Новые надежды забились в руках и ногах их, сердце их потягивается. Они находят новые слова, скоро дух их будет дышать дерзновением.
Такая пища, конечно, не для детей и не для томных женщин, молодых и старых. Нужны иные средства, чтобы убедить их нутро; я не врач и не учитель их.
Отвращение отступает от этих высших людей: ну что ж! Это -- моя победа. В царстве моем они чувствуют себя в безопасности, всякий глупый стыд бежит их, они открываются.
Они открывают сердца свои, хорошее время возвращается к ним, они празднуют и пережевывают, -- они становятся благодарными.
Это считаю я за лучший признак: они становятся благодарными. Еще немного, и они начнут придумывать себе праздники и поставят памятники своим старым радостям.
Они -- выздоравливающие!" Так говорил Заратустра радостно в сердце своем и глядел вдаль; звери же его теснились к нему и чтили счастье его и молчание его.
Но внезапно испуган был слух Заратустры: ибо в пещере, дотоле полной шума и смеха, сразу водворилась мертвая тишина; нос же его ощутил благоухающий дым ладана, как будто горели кедровые шишки.
"Что тут происходит? Что делают они?" -- спрашивал он себя и подкрался ко входу, чтобы незаметно смотреть на гостей своих.
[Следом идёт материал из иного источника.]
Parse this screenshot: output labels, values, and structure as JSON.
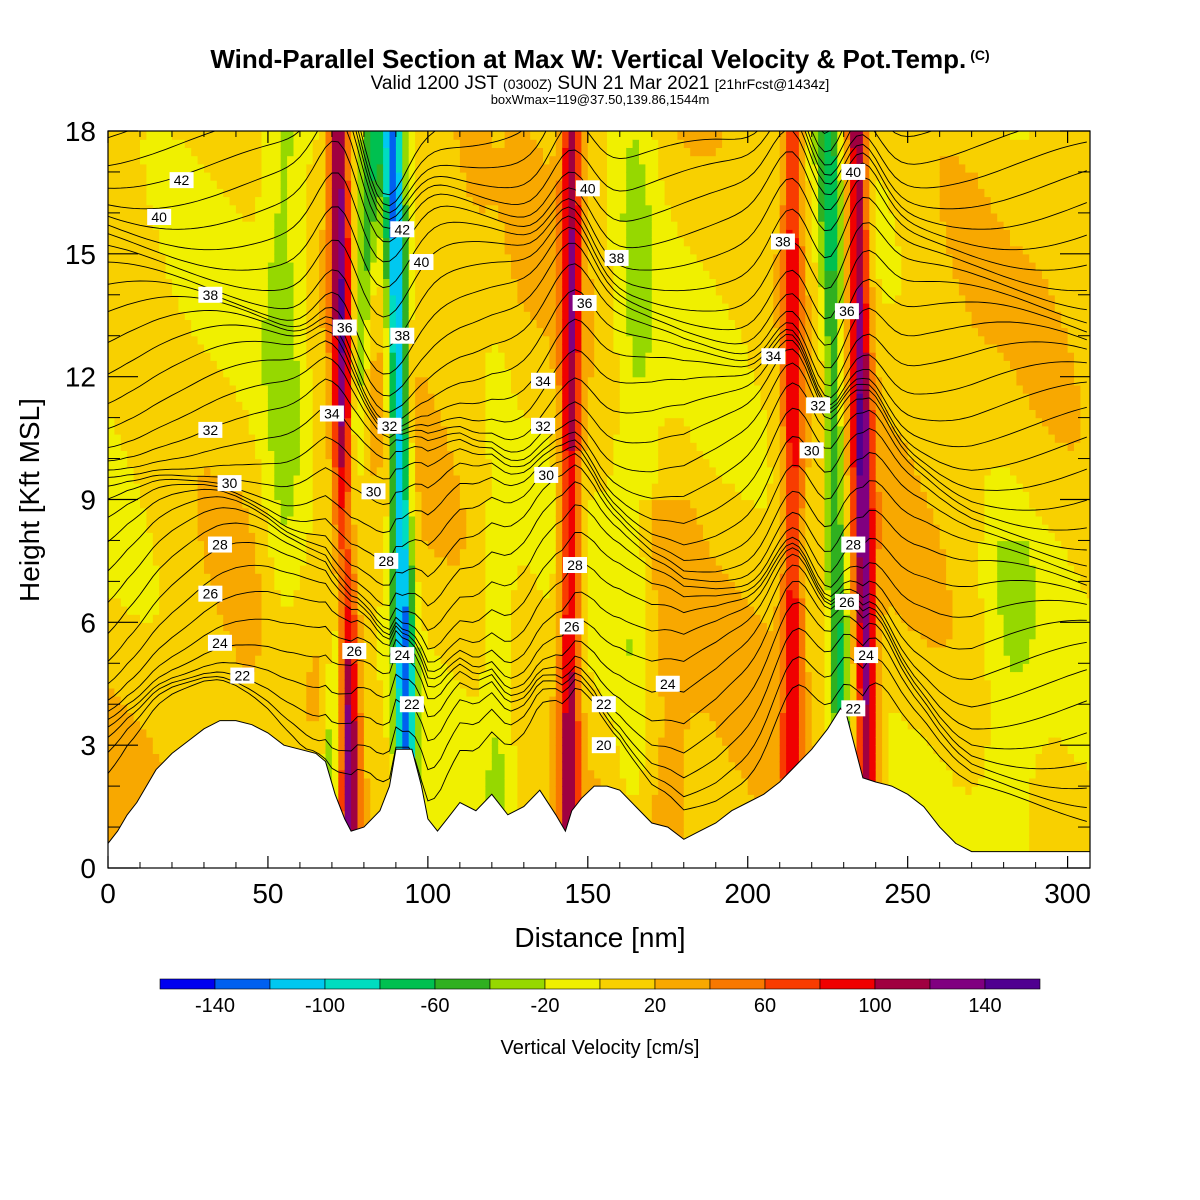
{
  "title": "Wind-Parallel Section at Max W: Vertical Velocity & Pot.Temp.",
  "copyright": "(C)",
  "subtitle_main": "Valid 1200 JST ",
  "subtitle_small1": "(0300Z)",
  "subtitle_main2": " SUN 21 Mar 2021 ",
  "subtitle_small2": "[21hrFcst@1434z]",
  "subtitle2": "boxWmax=119@37.50,139.86,1544m",
  "chart_data": {
    "type": "heatmap",
    "xlabel": "Distance [nm]",
    "ylabel": "Height [Kft MSL]",
    "xlim": [
      0,
      307
    ],
    "ylim": [
      0,
      18
    ],
    "x_ticks": [
      0,
      50,
      100,
      150,
      200,
      250,
      300
    ],
    "y_ticks": [
      0,
      3,
      6,
      9,
      12,
      15,
      18
    ],
    "colorbar": {
      "label": "Vertical Velocity [cm/s]",
      "range": [
        -160,
        160
      ],
      "step": 20,
      "tick_labels": [
        -140,
        -100,
        -60,
        -20,
        20,
        60,
        100,
        140
      ],
      "colors": [
        "#0000f0",
        "#0060f0",
        "#00c8f0",
        "#00dcc0",
        "#00c050",
        "#30b020",
        "#96d800",
        "#f0f000",
        "#f8d000",
        "#f8a800",
        "#f87800",
        "#f83c00",
        "#f00000",
        "#a00040",
        "#800080",
        "#500090"
      ]
    },
    "updraft_bands": [
      {
        "x_base": 76,
        "x_top": 72,
        "peak": 120
      },
      {
        "x_base": 144,
        "x_top": 145,
        "peak": 100
      },
      {
        "x_base": 214,
        "x_top": 214,
        "peak": 80
      },
      {
        "x_base": 238,
        "x_top": 234,
        "peak": 120
      }
    ],
    "downdraft_bands": [
      {
        "x_base": 68,
        "x_top": 83,
        "peak": -60
      },
      {
        "x_base": 94,
        "x_top": 89,
        "peak": -130
      },
      {
        "x_base": 230,
        "x_top": 225,
        "peak": -70
      }
    ],
    "terrain_profile": {
      "x": [
        0,
        3,
        6,
        9,
        12,
        15,
        20,
        25,
        30,
        35,
        40,
        45,
        50,
        55,
        60,
        65,
        68,
        71,
        74,
        76,
        80,
        85,
        88,
        90,
        95,
        98,
        100,
        103,
        106,
        110,
        115,
        120,
        125,
        130,
        135,
        140,
        143,
        145,
        148,
        152,
        156,
        160,
        165,
        170,
        175,
        180,
        185,
        190,
        195,
        200,
        205,
        210,
        215,
        220,
        225,
        229,
        231,
        234,
        236,
        240,
        245,
        250,
        255,
        260,
        265,
        270,
        307
      ],
      "y": [
        0.6,
        0.9,
        1.3,
        1.6,
        2.0,
        2.4,
        2.8,
        3.1,
        3.4,
        3.6,
        3.6,
        3.5,
        3.3,
        3.0,
        2.9,
        2.8,
        2.6,
        1.8,
        1.2,
        0.9,
        1.0,
        1.4,
        2.0,
        2.9,
        2.9,
        2.0,
        1.2,
        0.9,
        1.2,
        1.6,
        1.4,
        1.8,
        1.3,
        1.5,
        1.9,
        1.3,
        0.9,
        1.4,
        1.7,
        2.0,
        2.0,
        1.9,
        1.5,
        1.1,
        1.0,
        0.7,
        0.9,
        1.1,
        1.4,
        1.6,
        1.8,
        2.1,
        2.5,
        2.9,
        3.4,
        3.9,
        3.7,
        2.8,
        2.2,
        2.1,
        2.0,
        1.8,
        1.5,
        1.0,
        0.6,
        0.4,
        0.4
      ]
    },
    "theta_contours": {
      "levels": [
        20,
        22,
        24,
        26,
        28,
        30,
        32,
        34,
        36,
        38,
        40,
        42
      ],
      "spacing": 0.5,
      "labels": [
        {
          "text": "42",
          "x": 23,
          "y": 16.8
        },
        {
          "text": "40",
          "x": 16,
          "y": 15.9
        },
        {
          "text": "38",
          "x": 32,
          "y": 14.0
        },
        {
          "text": "32",
          "x": 32,
          "y": 10.7
        },
        {
          "text": "30",
          "x": 38,
          "y": 9.4
        },
        {
          "text": "28",
          "x": 35,
          "y": 7.9
        },
        {
          "text": "26",
          "x": 32,
          "y": 6.7
        },
        {
          "text": "24",
          "x": 35,
          "y": 5.5
        },
        {
          "text": "22",
          "x": 42,
          "y": 4.7
        },
        {
          "text": "36",
          "x": 74,
          "y": 13.2
        },
        {
          "text": "34",
          "x": 70,
          "y": 11.1
        },
        {
          "text": "30",
          "x": 83,
          "y": 9.2
        },
        {
          "text": "28",
          "x": 87,
          "y": 7.5
        },
        {
          "text": "26",
          "x": 77,
          "y": 5.3
        },
        {
          "text": "42",
          "x": 92,
          "y": 15.6
        },
        {
          "text": "38",
          "x": 92,
          "y": 13.0
        },
        {
          "text": "32",
          "x": 88,
          "y": 10.8
        },
        {
          "text": "24",
          "x": 92,
          "y": 5.2
        },
        {
          "text": "22",
          "x": 95,
          "y": 4.0
        },
        {
          "text": "40",
          "x": 98,
          "y": 14.8
        },
        {
          "text": "40",
          "x": 150,
          "y": 16.6
        },
        {
          "text": "38",
          "x": 159,
          "y": 14.9
        },
        {
          "text": "36",
          "x": 149,
          "y": 13.8
        },
        {
          "text": "34",
          "x": 136,
          "y": 11.9
        },
        {
          "text": "32",
          "x": 136,
          "y": 10.8
        },
        {
          "text": "30",
          "x": 137,
          "y": 9.6
        },
        {
          "text": "28",
          "x": 146,
          "y": 7.4
        },
        {
          "text": "26",
          "x": 145,
          "y": 5.9
        },
        {
          "text": "22",
          "x": 155,
          "y": 4.0
        },
        {
          "text": "20",
          "x": 155,
          "y": 3.0
        },
        {
          "text": "24",
          "x": 175,
          "y": 4.5
        },
        {
          "text": "38",
          "x": 211,
          "y": 15.3
        },
        {
          "text": "34",
          "x": 208,
          "y": 12.5
        },
        {
          "text": "32",
          "x": 222,
          "y": 11.3
        },
        {
          "text": "30",
          "x": 220,
          "y": 10.2
        },
        {
          "text": "40",
          "x": 233,
          "y": 17.0
        },
        {
          "text": "36",
          "x": 231,
          "y": 13.6
        },
        {
          "text": "28",
          "x": 233,
          "y": 7.9
        },
        {
          "text": "26",
          "x": 231,
          "y": 6.5
        },
        {
          "text": "24",
          "x": 237,
          "y": 5.2
        },
        {
          "text": "22",
          "x": 233,
          "y": 3.9
        }
      ]
    }
  }
}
О чудо из чудес! что пришлось ему там увидеть своими собственными глазами!
"Все они опять стали набожны, они молятся, они безумцы!" -- говорил он и дивился чрезмерно. И действительно! все эти высшие люди, два короля, папа в отставке, злой чародей, добровольный нищий, странник и тень, старый прорицатель, совестливый духом и самый безобразный человек, -- все они, как дети или старые бабы, стояли на коленях и молились ослу. И вот начал самый безобразный человек пыхтеть и клокотать, как будто что-то неизрекаемое собиралось выйти из него; но когда он в самом деле добрался до слов, неожиданно оказались они благоговейным, странным молебном в прославление осла, которому молились и кадили. И этот молебен так звучал:
Аминь! Слава, честь, премудрость, благодарение, хвала и сила Богу нашему, во веки веков!
-- Осел же кричал на это И-А.
Он несет тяготу нашу, он принял образ раба, он кроток сердцем и никогда не говорит нет; и кто любит своего Бога, тот бичует его.
-- Осел же кричал на это И-А.
Он не говорит; только миру, им созданному, он вечно говорит Да: так прославляет он мир свой. Его хитрость не позволяет ему говорить; поэтому бывает он редко не прав.